А вот Анриетта от этого страдает: недаром она в пять лет узнала, что такое бедность, жила вместе с мамой на пятьдесят франков в месяц и мама ставила на огонь кастрюли с водой, притворяясь, что готовит обильный обед; недаром в шестнадцать Анриетта убедила всех, что ей девятнадцать; недаром, впервые сделав высокую прическу, явилась к господину Бернгейму и была принята продавщицей в магазин «Новинка».
Когда они поженились, Дезире в тот же вечер вручил ей сто пятьдесят франков на месяц. Она принялась изощряться в стряпне.

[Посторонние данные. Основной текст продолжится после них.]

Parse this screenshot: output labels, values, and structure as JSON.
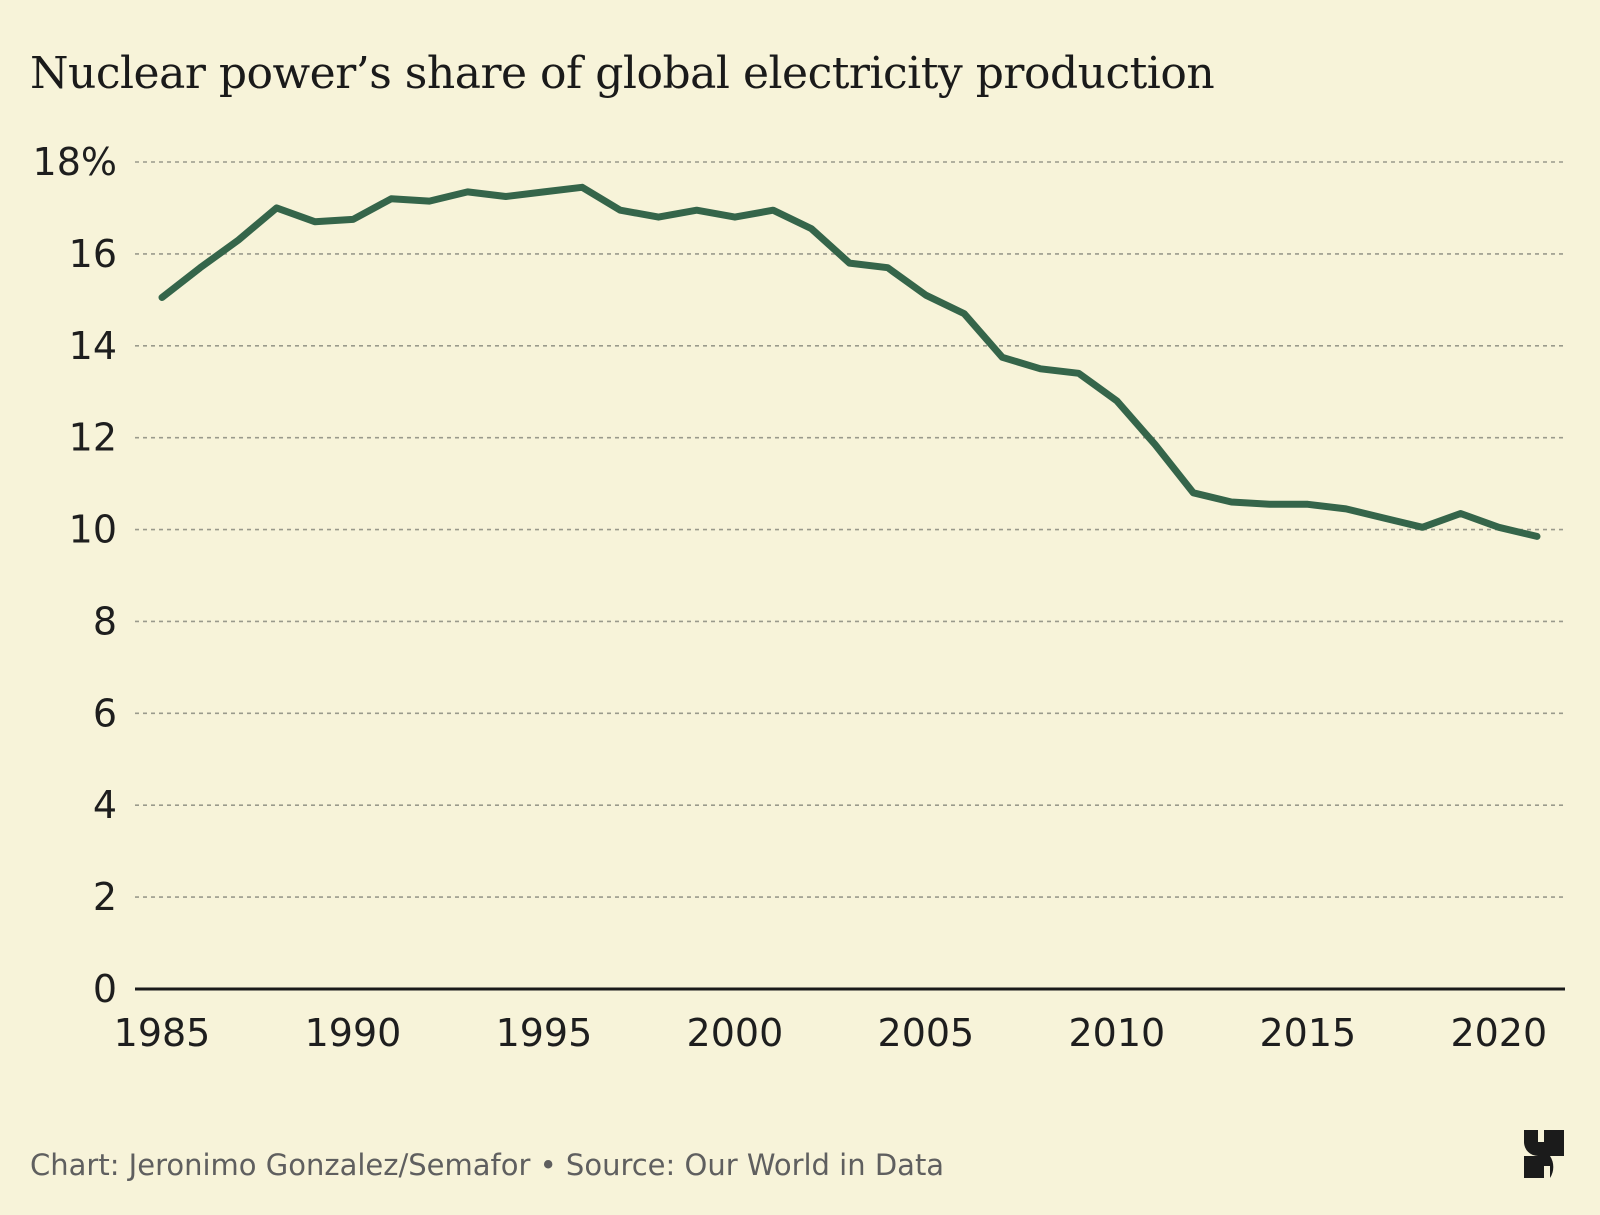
{
  "header": {
    "title": "Nuclear power’s share of global electricity production"
  },
  "footer": {
    "credit": "Chart: Jeronimo Gonzalez/Semafor • Source: Our World in Data"
  },
  "logo": {
    "icon": "semafor-logo-icon"
  },
  "colors": {
    "background": "#f7f3d9",
    "line": "#35654a",
    "grid": "#9a9a8c",
    "axis": "#1a1a1a"
  },
  "chart_data": {
    "type": "line",
    "title": "Nuclear power’s share of global electricity production",
    "xlabel": "",
    "ylabel": "",
    "xlim": [
      1985,
      2021
    ],
    "ylim": [
      0,
      18
    ],
    "grid": true,
    "legend": "none",
    "y_ticks": [
      0,
      2,
      4,
      6,
      8,
      10,
      12,
      14,
      16,
      18
    ],
    "y_tick_labels": [
      "0",
      "2",
      "4",
      "6",
      "8",
      "10",
      "12",
      "14",
      "16",
      "18%"
    ],
    "x_ticks": [
      1985,
      1990,
      1995,
      2000,
      2005,
      2010,
      2015,
      2020
    ],
    "x_tick_labels": [
      "1985",
      "1990",
      "1995",
      "2000",
      "2005",
      "2010",
      "2015",
      "2020"
    ],
    "series": [
      {
        "x": [
          1985,
          1986,
          1987,
          1988,
          1989,
          1990,
          1991,
          1992,
          1993,
          1994,
          1995,
          1996,
          1997,
          1998,
          1999,
          2000,
          2001,
          2002,
          2003,
          2004,
          2005,
          2006,
          2007,
          2008,
          2009,
          2010,
          2011,
          2012,
          2013,
          2014,
          2015,
          2016,
          2017,
          2018,
          2019,
          2020,
          2021
        ],
        "values": [
          15.05,
          15.7,
          16.3,
          17.0,
          16.7,
          16.75,
          17.2,
          17.15,
          17.35,
          17.25,
          17.35,
          17.45,
          16.95,
          16.8,
          16.95,
          16.8,
          16.95,
          16.55,
          15.8,
          15.7,
          15.1,
          14.7,
          13.75,
          13.5,
          13.4,
          12.8,
          11.85,
          10.8,
          10.6,
          10.55,
          10.55,
          10.45,
          10.25,
          10.05,
          10.35,
          10.05,
          9.85
        ]
      }
    ]
  }
}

Сто пятьдесят франков она положила в супницу на буфете. У маленьких людей супница часто служит сейфом, и это естественно: супницы очень хрупки, особенно ручки и шишечка в форме желудя на крышке. Если пользоваться таким сооружением по назначению, то супниц не напасешься.
И вот за первый месяц, представляешь себе, сынишка… Кстати, «сынишка» — самое ласковое слово, которое позволял себе мой отец. Так вот, за первый месяц… Представь себе, что в этом месяце, первом месяце ее замужества, числа двадцатого, если не раньше, моя мать, промучавшись целый вечер, с заплаканными глазами призналась Дезире, что от ста пятидесяти франков ничего больше не осталось.
Она никогда этого не забывала. С тех пор у нее уже не случалось подобных катастроф; она принялась считать, день за днем, каждое су, каждый сантим, потому что в те времена сантим тоже кое-что значил.
А сколько еще хлопот у двадцатилетней молодой мамы, живущей на третьем этаже в доме на улице Пастера! Я принимаю ванны. По утрам мне готовят ванну с морской солью для укрепления мускулов. А угольщик и зеленщик выбрали именно этот час, чтобы дудеть под окнами в свои дудки.
Можно завести в подвале запас угля. Но во-первых, для этого нужен подвал, а хозяин предпочитает пользоваться обоими подвалами в доме сам. Во-вторых, тогда надо покупать сразу целую тележку угля, то есть выложить одним махом изрядную сумму.